Mais les entreprises ne sont pas les seules à vouloir transformer la data en lingots. « Les particuliers ont pris conscience de la valeur de leurs données personnelles. Ils réclament aujourd’hui un partage plus équitable », explique Christian-François Viala, cofondateur du site Yes Profile. Ainsi, selon une enquête Orange, les consommateurs estiment la valeur de leurs données personnelles à 170 euros. Certains, encore rares, s’inscrivent sur des plateformes où ils vendent directement ces informations à des marques. Telle Yes Profile, créée en 2011. Elle compte une quarantaine d’entreprises partenaires, dont la Société Générale et les Galeries Lafayette. Aujourd’hui, ses membres – moins de 150 000 – ne récoltent que 3 à 5 euros par mois, mais Christian-François Viala espère leur en faire empocher une quarantaine en 2017, à raison de 15 centimes d’euros par marque et par jour pour une simple adresse mail.

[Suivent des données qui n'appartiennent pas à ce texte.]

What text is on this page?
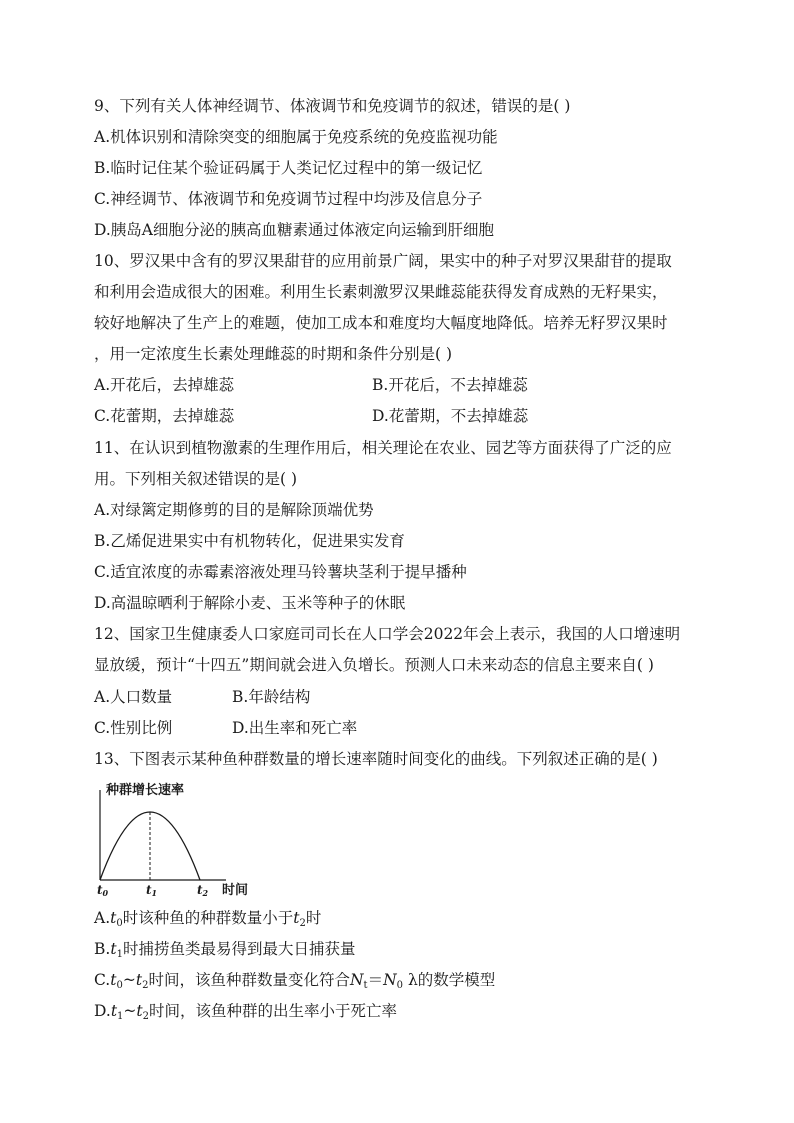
9、下列有关人体神经调节、体液调节和免疫调节的叙述，错误的是( )
A.机体识别和清除突变的细胞属于免疫系统的免疫监视功能
B.临时记住某个验证码属于人类记忆过程中的第一级记忆
C.神经调节、体液调节和免疫调节过程中均涉及信息分子
D.胰岛A细胞分泌的胰高血糖素通过体液定向运输到肝细胞
10、罗汉果中含有的罗汉果甜苷的应用前景广阔，果实中的种子对罗汉果甜苷的提取
和利用会造成很大的困难。利用生长素刺激罗汉果雌蕊能获得发育成熟的无籽果实，
较好地解决了生产上的难题，使加工成本和难度均大幅度地降低。培养无籽罗汉果时
，用一定浓度生长素处理雌蕊的时期和条件分别是( )
A.开花后，去掉雄蕊	B.开花后，不去掉雄蕊
C.花蕾期，去掉雄蕊	D.花蕾期，不去掉雄蕊
11、在认识到植物激素的生理作用后，相关理论在农业、园艺等方面获得了广泛的应
用。下列相关叙述错误的是( )
A.对绿篱定期修剪的目的是解除顶端优势
B.乙烯促进果实中有机物转化，促进果实发育
C.适宜浓度的赤霉素溶液处理马铃薯块茎利于提早播种
D.高温晾晒利于解除小麦、玉米等种子的休眠
12、国家卫生健康委人口家庭司司长在人口学会2022年会上表示，我国的人口增速明
显放缓，预计“十四五”期间就会进入负增长。预测人口未来动态的信息主要来自( )
A.人口数量	B.年龄结构
C.性别比例	D.出生率和死亡率
13、下图表示某种鱼种群数量的增长速率随时间变化的曲线。下列叙述正确的是( )
种群增长速率
t0	t1	t2 时间
$A.t_0$时该种鱼的种群数量小于$t_2$时
$B.t_1$时捕捞鱼类最易得到最大日捕获量
$C.t_0\sim t_2$时间，该鱼种群数量变化符合$N_t=N_0$ λ的数学模型
$D.t_1\sim t_2$时间，该鱼种群的出生率小于死亡率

Autre grand sujet de 2015 : le partage des données, comme dans le cas des télécoms britanniques. « De nouveaux écosystèmes apparaissent, qui permettent à des partenaires de co-innover », ajoute Reda Gomery. La SNCF a, de son côté, créé un site pour partager ses données et nommé un responsable open data en 2013. Et la régie de données DatAct, portée par une quarantaine de marques, dont Bosch, La Poste, Renault ou Orange, prône l’innovation par le partage pour notamment coproduire des services urbains connectant les territoires.

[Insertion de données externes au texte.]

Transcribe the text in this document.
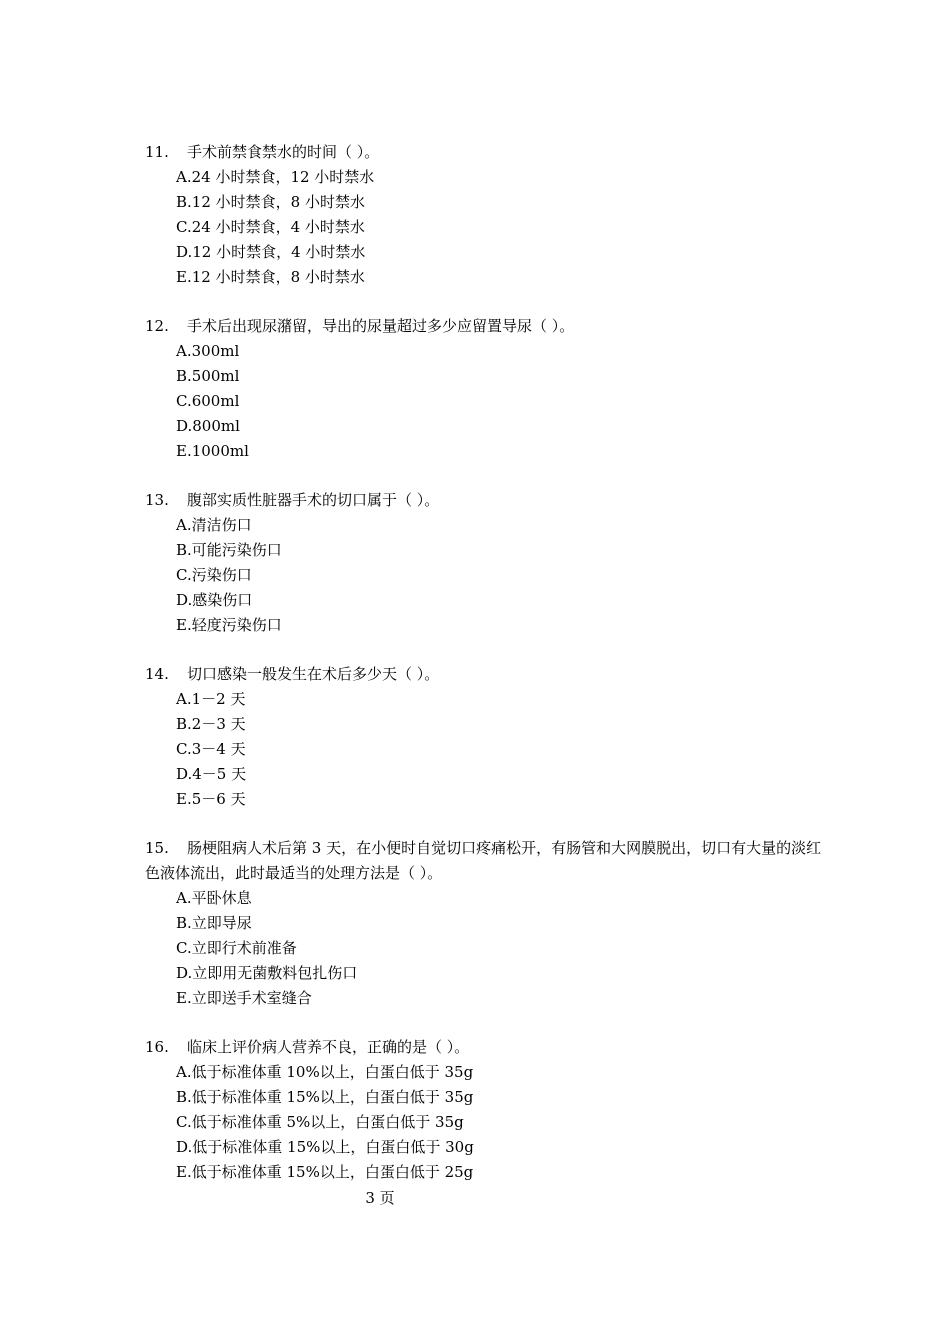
11. 手术前禁食禁水的时间（ ）。
A.24 小时禁食，12 小时禁水
B.12 小时禁食，8 小时禁水
C.24 小时禁食，4 小时禁水
D.12 小时禁食，4 小时禁水
E.12 小时禁食，8 小时禁水
12. 手术后出现尿潴留，导出的尿量超过多少应留置导尿（ ）。
A.300ml
B.500ml
C.600ml
D.800ml
E.1000ml
13. 腹部实质性脏器手术的切口属于（ ）。
A.清洁伤口
B.可能污染伤口
C.污染伤口
D.感染伤口
E.轻度污染伤口
14. 切口感染一般发生在术后多少天（ ）。
A.1－2 天
B.2－3 天
C.3－4 天
D.4－5 天
E.5－6 天
15. 肠梗阻病人术后第 3 天，在小便时自觉切口疼痛松开，有肠管和大网膜脱出，切口有大量的淡红色液体流出，此时最适当的处理方法是（ ）。
A.平卧休息
B.立即导尿
C.立即行术前准备
D.立即用无菌敷料包扎伤口
E.立即送手术室缝合
16. 临床上评价病人营养不良，正确的是（ ）。
A.低于标准体重 10%以上，白蛋白低于 35g
B.低于标准体重 15%以上，白蛋白低于 35g
C.低于标准体重 5%以上，白蛋白低于 35g
D.低于标准体重 15%以上，白蛋白低于 30g
E.低于标准体重 15%以上，白蛋白低于 25g
3 页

Les entreprises commencent aussi à faire appel à des plateformes comme Kaggle.com aux Etats-Unis et Datascience.net en France pour organiser des « data challenges », des compétitions où s’affrontent des data scientists autour de leurs problématiques. « Elles viennent dans une démarche d’innovation et de recrutement », décrypte Arnaud Laroche, le responsable de la plateforme française, lancée par le cabinet Bluestone et l’école de stat Ensai, et qui compte 2000 contributeurs. En mai 2014, Axa leur a ainsi demandé de prédire les comportements de ses clients en fonction de l'évolution du contexte économique (évolution des taux, prix de l'immobilier…) pour mieux orchestrer ses actions de marketing. Avec, à la clé, 10 000 euros pour le vainqueur. La SNCF, l’Insee et GDF-Suez ont également organisé leurs data challenges. L’ouverture des données répond à un enjeu de communication : « La marque soigne sa réputation en montrant qu’elle joue la transparence », résume Reda Gomery.

L’Etat et les collectivités locales ne sont pas en reste : « Elles adoptent des approches collaboratives pour dynamiser leur territoire ou améliorer la qualité de leurs services », analyse l'associé de Deloitte. Ainsi, l’Etat a créé en 2011 l’organisation Etalab, qui accompagne les administrations dans l’ouverture de leurs données publiques et gère le portail data.gouv.fr, qui réunit plusieurs milliers de jeux de données. Depuis février, il propose une nouveauté : la Damir, la base de données de santé gérée par l’assurance maladie. Chaque année, elle est alimentée par 1,2 milliard de feuilles de soin, 500 millions d’actes médicaux et 11 millions d’hospitalisation. Les data scientists ne vont pas chômer.